As Goldsmith began to question his colleagues' claims that the administration could ignore domestic laws and international treaties, he began to clash with Cheney's office. According to Goldsmith, Addington warned him, "If you rule that way, the blood of the 100,000 people who die in the next attack will be on your hands."
Goldsmith's battles with Cheney culminated in a now-famous hospital-room confrontation at Attorney General John Ashcroft's bedside. Goldsmith watched as White House Counsel Alberto Gonzales and Chief of Staff Andy Card pleaded with Ashcroft to overrule the department's finding that a domestic surveillance program was illegal. Ashcroft rebuffed the White House, and as many as 30 department lawyers threatened to resign. The president relented.

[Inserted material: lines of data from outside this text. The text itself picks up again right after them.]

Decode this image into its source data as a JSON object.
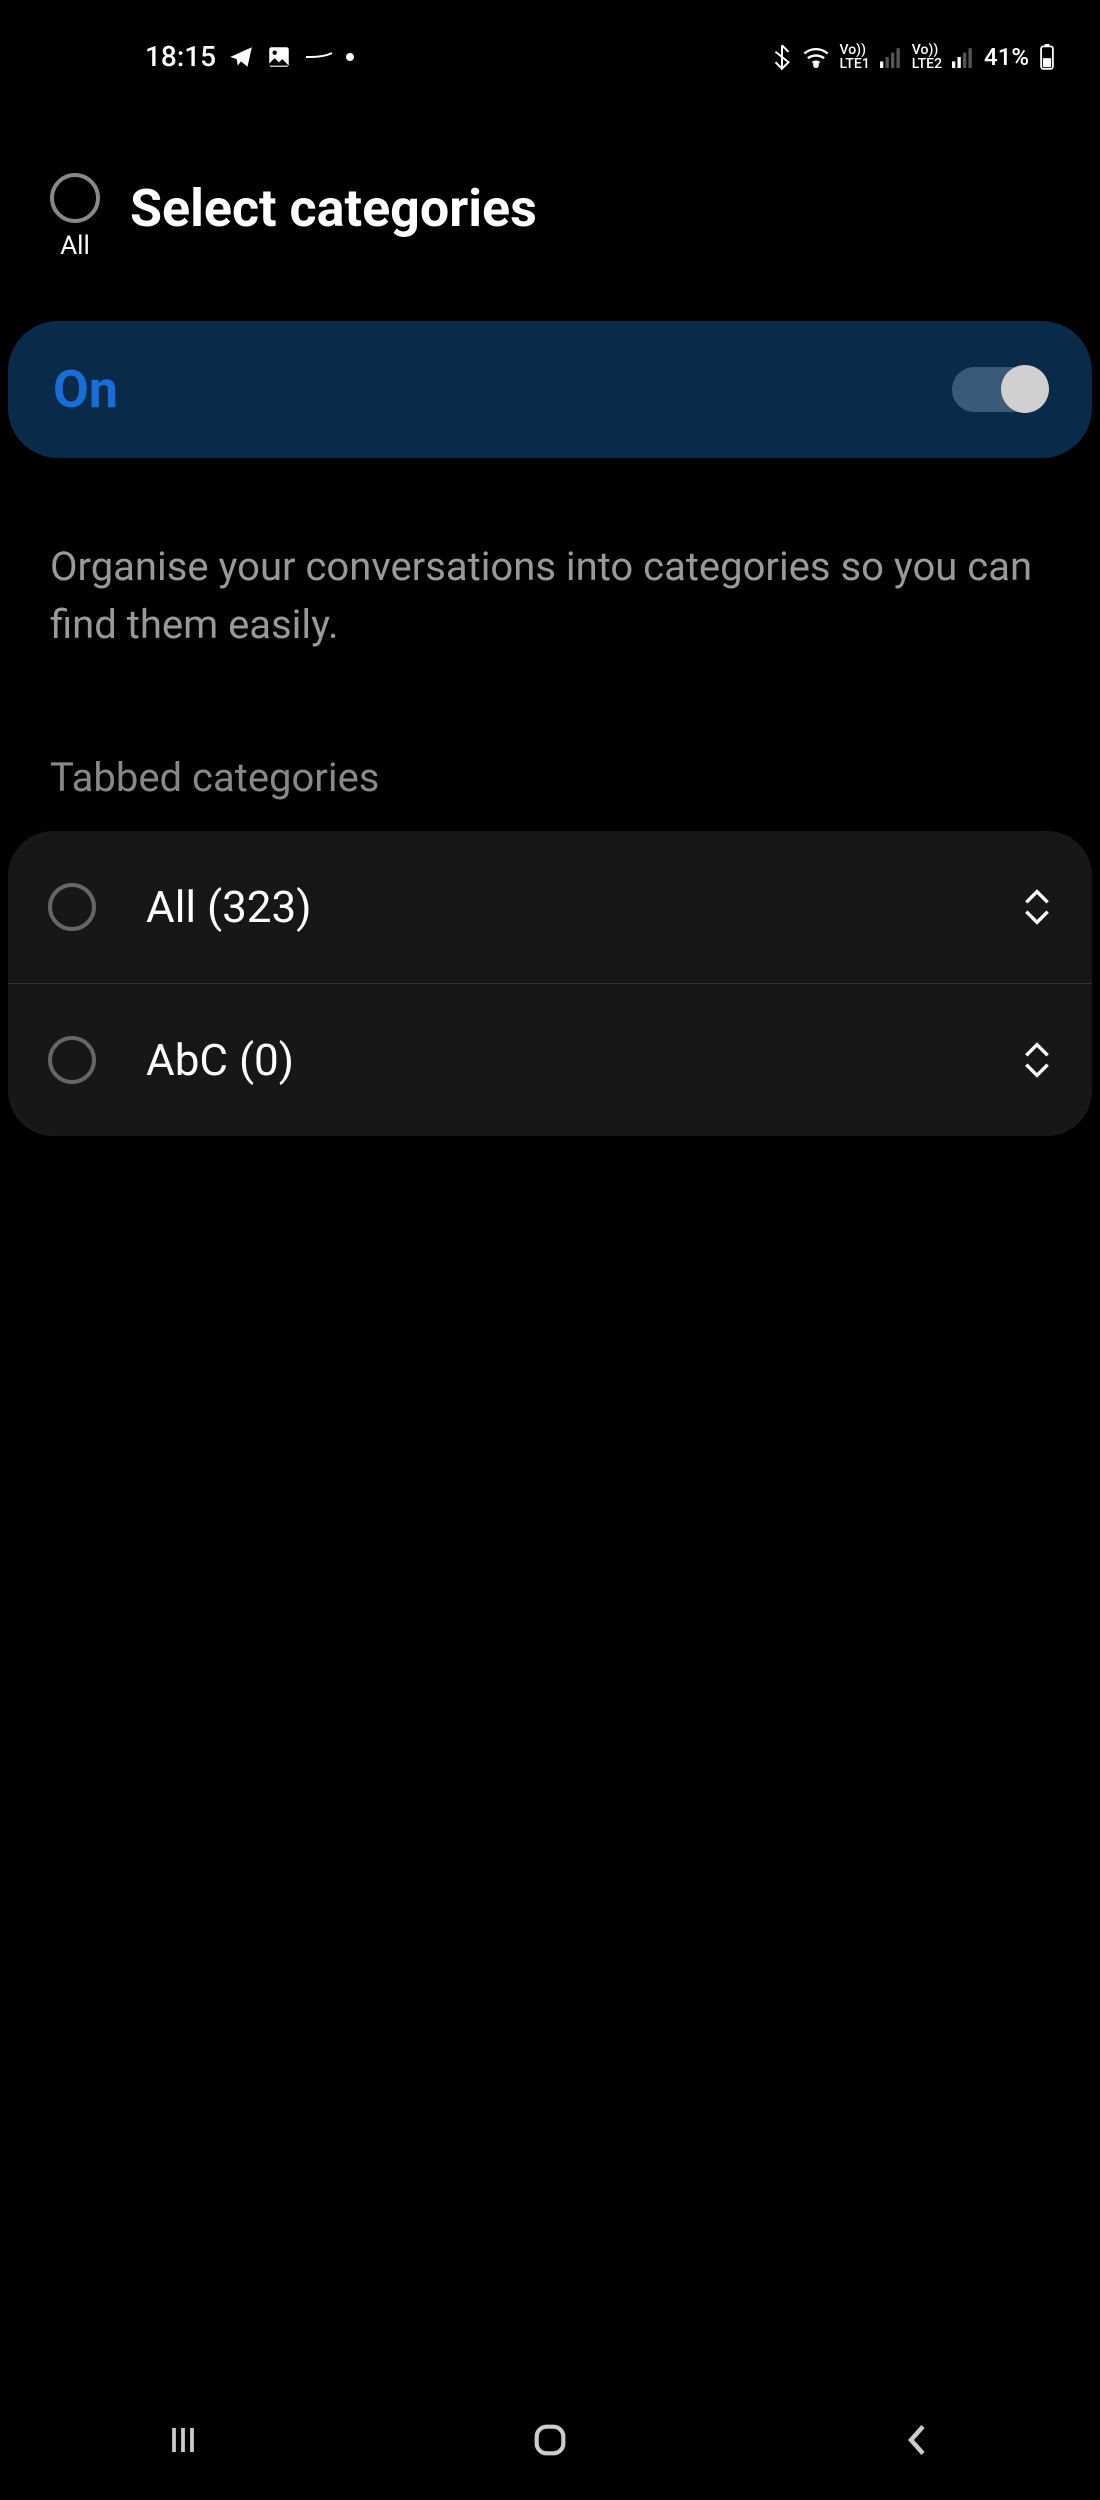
{
  "status_bar": {
    "time": "18:15",
    "battery": "41%",
    "lte1": "LTE1",
    "lte2": "LTE2"
  },
  "header": {
    "all_label": "All",
    "title": "Select categories"
  },
  "toggle": {
    "label": "On"
  },
  "description": "Organise your conversations into categories so you can find them easily.",
  "section_header": "Tabbed categories",
  "categories": [
    {
      "label": "All (323)"
    },
    {
      "label": "AbC (0)"
    }
  ]
}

But Goldsmith's victory was temporary, and Cheney's Law continues the story after the hospital-room standoff. At the Justice Department, White House Counsel Gonzales was named attorney general and tasked with reasserting White House control. On Capitol Hill, Cheney lobbied Congress for broad authorizations for the eavesdropping program and for approval of the administration's system for trying suspected terrorists by military tribunals."More on the themes of the Frontline programme here and further links of interest here. Thanks to Marty Lederman, who was also interviewed for the programme, for the pointer. In addition Jack Balkan has this to say about the Bush administration's attempts to get retroactive immunity for telcos it asked to spy for them illegally:
"The Bush Administration has claimed that everything it has done in the past seven years is legal. On the pages of this blog in the past five years we have tried repeatedly to show that this is not true, and that in fact that the Bush Administration has repeatedly broken the laws and tried to cover things up. Congress must understand that is it not dealing with an Administration that tries to play fair when it comes to respect for the rule of law. That is not meant to impugn the many fine lawyers at the Justice Department who have tried to do their jobs honorably under increasingly difficult conditions. Rather, my point is that at the top ranks of this Administration is a cabal of people who think that rules are made to be broken, or at the very least bent into unrecognizable shapes. Unfortunately they have been enabled by a handful of very bright and ambitious young lawyers who have combined sycophancy to power with ideological zeal. If this were a Mafia movie, we would call these practices an ongoing criminal conspiracy. Given the systemic nature of the lawbreaking, a RICO action might be appropriate. But this is no episode of the Sopranos. These people run the government of the United States, and they really don’t care much what the law says."